Cisco ponies up $ 1.2B for Meraki

A week after buying Cloupia to bolster its cloud management reach, Cisco dug deep to pay $ 1.2 billion for Meraki, a company born out of MIT to make setting up and managing Wifi networks easy and inexpensive for resource-stretched organizations. Meraki’s mesh networking software, that lets admins prioritize the types of devices or apps that can access the network, is a big strategic value add for Cisco, the world’s largest provider of networking hardware, but which has seen its share price languish over the past few years.

In a statement, Rob Soderbery, SVP of Cisco’s Enterprise Networking Group said:

“The acquisition of Meraki enables Cisco to make simple, secure, cloud managed networks available to our global customer base of mid-sized businesses and enterprises. These companies have the same IT needs as larger organizations, but without the resources to integrate complex IT solutions. Meraki’s solution was built from the ground up optimized for cloud, with tremendous scale, and is already in use by thousands of customers to manage hundreds of thousands of devices.”

As Om wrote last week, Meraki’s web-centric approach to software, is something a company like Cisco sorely needs.

For Amazon, sales taxes loom

Massachusetts and other states are getting closer to winning sales tax concessions from Amazon.com, you’ve got to wonder what the impact will be not only on Amazon’s booming online retail operations but Amazon Web Services as well.  As Philly.com  reported on Black Friday:

“For the first time since the dawn of e-commerce, residents in California, Texas and Pennsylvania will be automatically charged state sales tax at the checkout on Amazon and some other online retail websites. Next year, Virginia and New Jersey residents will join them, followed by residents of Nevada, Indiana and Tennessee in January 2014

(Actually, California started charging this tax in September.) Brick-and-mortar retailers say this move evens the play field so they can compete more with Amazon and other on-line resellers.

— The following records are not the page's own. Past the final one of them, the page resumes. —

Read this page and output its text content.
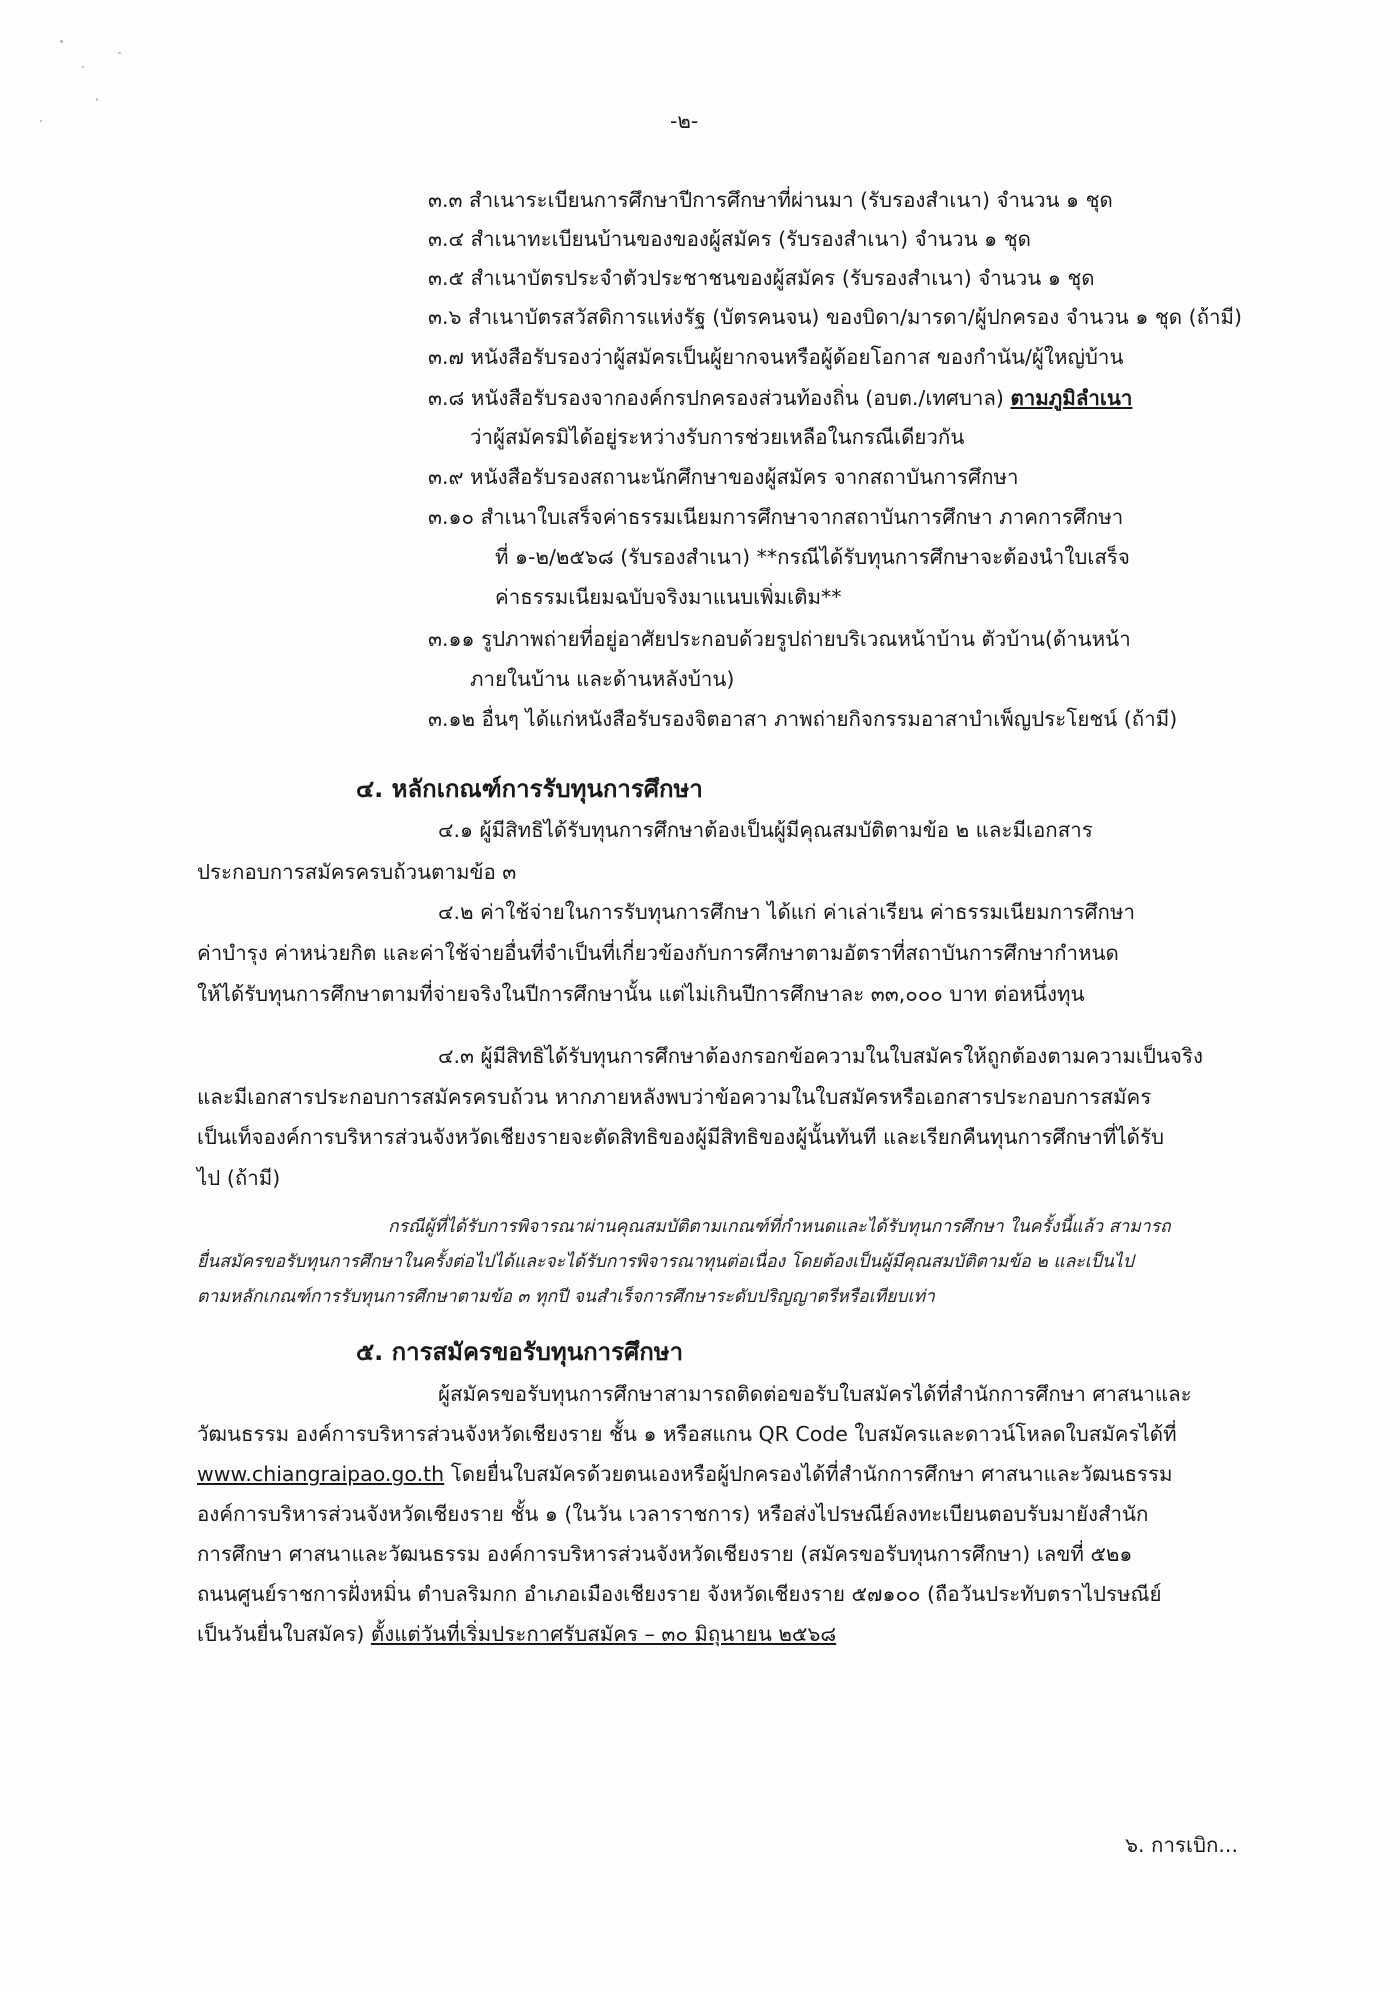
-๒-
๓.๓ สำเนาระเบียนการศึกษาปีการศึกษาที่ผ่านมา (รับรองสำเนา) จำนวน ๑ ชุด
๓.๔ สำเนาทะเบียนบ้านของของผู้สมัคร (รับรองสำเนา) จำนวน ๑ ชุด
๓.๕ สำเนาบัตรประจำตัวประชาชนของผู้สมัคร (รับรองสำเนา) จำนวน ๑ ชุด
๓.๖ สำเนาบัตรสวัสดิการแห่งรัฐ (บัตรคนจน) ของบิดา/มารดา/ผู้ปกครอง จำนวน ๑ ชุด (ถ้ามี)
๓.๗ หนังสือรับรองว่าผู้สมัครเป็นผู้ยากจนหรือผู้ด้อยโอกาส ของกำนัน/ผู้ใหญ่บ้าน
๓.๘ หนังสือรับรองจากองค์กรปกครองส่วนท้องถิ่น (อบต./เทศบาล) ตามภูมิลำเนา
ว่าผู้สมัครมิได้อยู่ระหว่างรับการช่วยเหลือในกรณีเดียวกัน
๓.๙ หนังสือรับรองสถานะนักศึกษาของผู้สมัคร จากสถาบันการศึกษา
๓.๑๐ สำเนาใบเสร็จค่าธรรมเนียมการศึกษาจากสถาบันการศึกษา ภาคการศึกษา
ที่ ๑-๒/๒๕๖๘ (รับรองสำเนา) **กรณีได้รับทุนการศึกษาจะต้องนำใบเสร็จ
ค่าธรรมเนียมฉบับจริงมาแนบเพิ่มเติม**
๓.๑๑ รูปภาพถ่ายที่อยู่อาศัยประกอบด้วยรูปถ่ายบริเวณหน้าบ้าน ตัวบ้าน(ด้านหน้า
ภายในบ้าน และด้านหลังบ้าน)
๓.๑๒ อื่นๆ ได้แก่หนังสือรับรองจิตอาสา ภาพถ่ายกิจกรรมอาสาบำเพ็ญประโยชน์ (ถ้ามี)
๔. หลักเกณฑ์การรับทุนการศึกษา
๔.๑ ผู้มีสิทธิได้รับทุนการศึกษาต้องเป็นผู้มีคุณสมบัติตามข้อ ๒ และมีเอกสาร
ประกอบการสมัครครบถ้วนตามข้อ ๓
๔.๒ ค่าใช้จ่ายในการรับทุนการศึกษา ได้แก่ ค่าเล่าเรียน ค่าธรรมเนียมการศึกษา
ค่าบำรุง ค่าหน่วยกิต และค่าใช้จ่ายอื่นที่จำเป็นที่เกี่ยวข้องกับการศึกษาตามอัตราที่สถาบันการศึกษากำหนด
ให้ได้รับทุนการศึกษาตามที่จ่ายจริงในปีการศึกษานั้น แต่ไม่เกินปีการศึกษาละ ๓๓,๐๐๐ บาท ต่อหนึ่งทุน
๔.๓ ผู้มีสิทธิได้รับทุนการศึกษาต้องกรอกข้อความในใบสมัครให้ถูกต้องตามความเป็นจริง
และมีเอกสารประกอบการสมัครครบถ้วน หากภายหลังพบว่าข้อความในใบสมัครหรือเอกสารประกอบการสมัคร
เป็นเท็จองค์การบริหารส่วนจังหวัดเชียงรายจะตัดสิทธิของผู้มีสิทธิของผู้นั้นทันที และเรียกคืนทุนการศึกษาที่ได้รับ
ไป (ถ้ามี)
กรณีผู้ที่ได้รับการพิจารณาผ่านคุณสมบัติตามเกณฑ์ที่กำหนดและได้รับทุนการศึกษา ในครั้งนี้แล้ว สามารถ
ยื่นสมัครขอรับทุนการศึกษาในครั้งต่อไปได้และจะได้รับการพิจารณาทุนต่อเนื่อง โดยต้องเป็นผู้มีคุณสมบัติตามข้อ ๒ และเป็นไป
ตามหลักเกณฑ์การรับทุนการศึกษาตามข้อ ๓ ทุกปี จนสำเร็จการศึกษาระดับปริญญาตรีหรือเทียบเท่า
๕. การสมัครขอรับทุนการศึกษา
ผู้สมัครขอรับทุนการศึกษาสามารถติดต่อขอรับใบสมัครได้ที่สำนักการศึกษา ศาสนาและ
วัฒนธรรม องค์การบริหารส่วนจังหวัดเชียงราย ชั้น ๑ หรือสแกน QR Code ใบสมัครและดาวน์โหลดใบสมัครได้ที่
www.chiangraipao.go.th โดยยื่นใบสมัครด้วยตนเองหรือผู้ปกครองได้ที่สำนักการศึกษา ศาสนาและวัฒนธรรม
องค์การบริหารส่วนจังหวัดเชียงราย ชั้น ๑ (ในวัน เวลาราชการ) หรือส่งไปรษณีย์ลงทะเบียนตอบรับมายังสำนัก
การศึกษา ศาสนาและวัฒนธรรม องค์การบริหารส่วนจังหวัดเชียงราย (สมัครขอรับทุนการศึกษา) เลขที่ ๕๒๑
ถนนศูนย์ราชการฝั่งหมิ่น ตำบลริมกก อำเภอเมืองเชียงราย จังหวัดเชียงราย ๕๗๑๐๐ (ถือวันประทับตราไปรษณีย์
เป็นวันยื่นใบสมัคร) ตั้งแต่วันที่เริ่มประกาศรับสมัคร – ๓๐ มิถุนายน ๒๕๖๘
๖. การเบิก...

Asked on the most recent earnings call what impact Amazon has seen from the new tax in California, CFO Tom Szkutak said it was too early to tell. “The only thing I could point to is, we collect in over — either sales tax or equivalent value-added tax,” he said. “We collect in over 50 percent of our revenue today. We have very good businesses in those states and geographies that we do that in long ago. That’s all I can point to today.”

One huge question around Amazon Web Services is just how fat (or not) the margins are. One camp holds that profit those cloud services is razor thin. The flip side — and an opinion held by at least one of Amazon’s huge would-be public cloud competitors — is that Amazon turns a tidy profit on what appears to be a $ 2.2 billion-a-year-business.

If you believe that Amazon’s retail business pays the freight on cloud, the sales tax is an obvious issue. But even if you don’t, it’s hard to see how increased sales taxes won’t impact the company as a whole,  and thus its ability to keep rolling out tons of low-cost cloud services.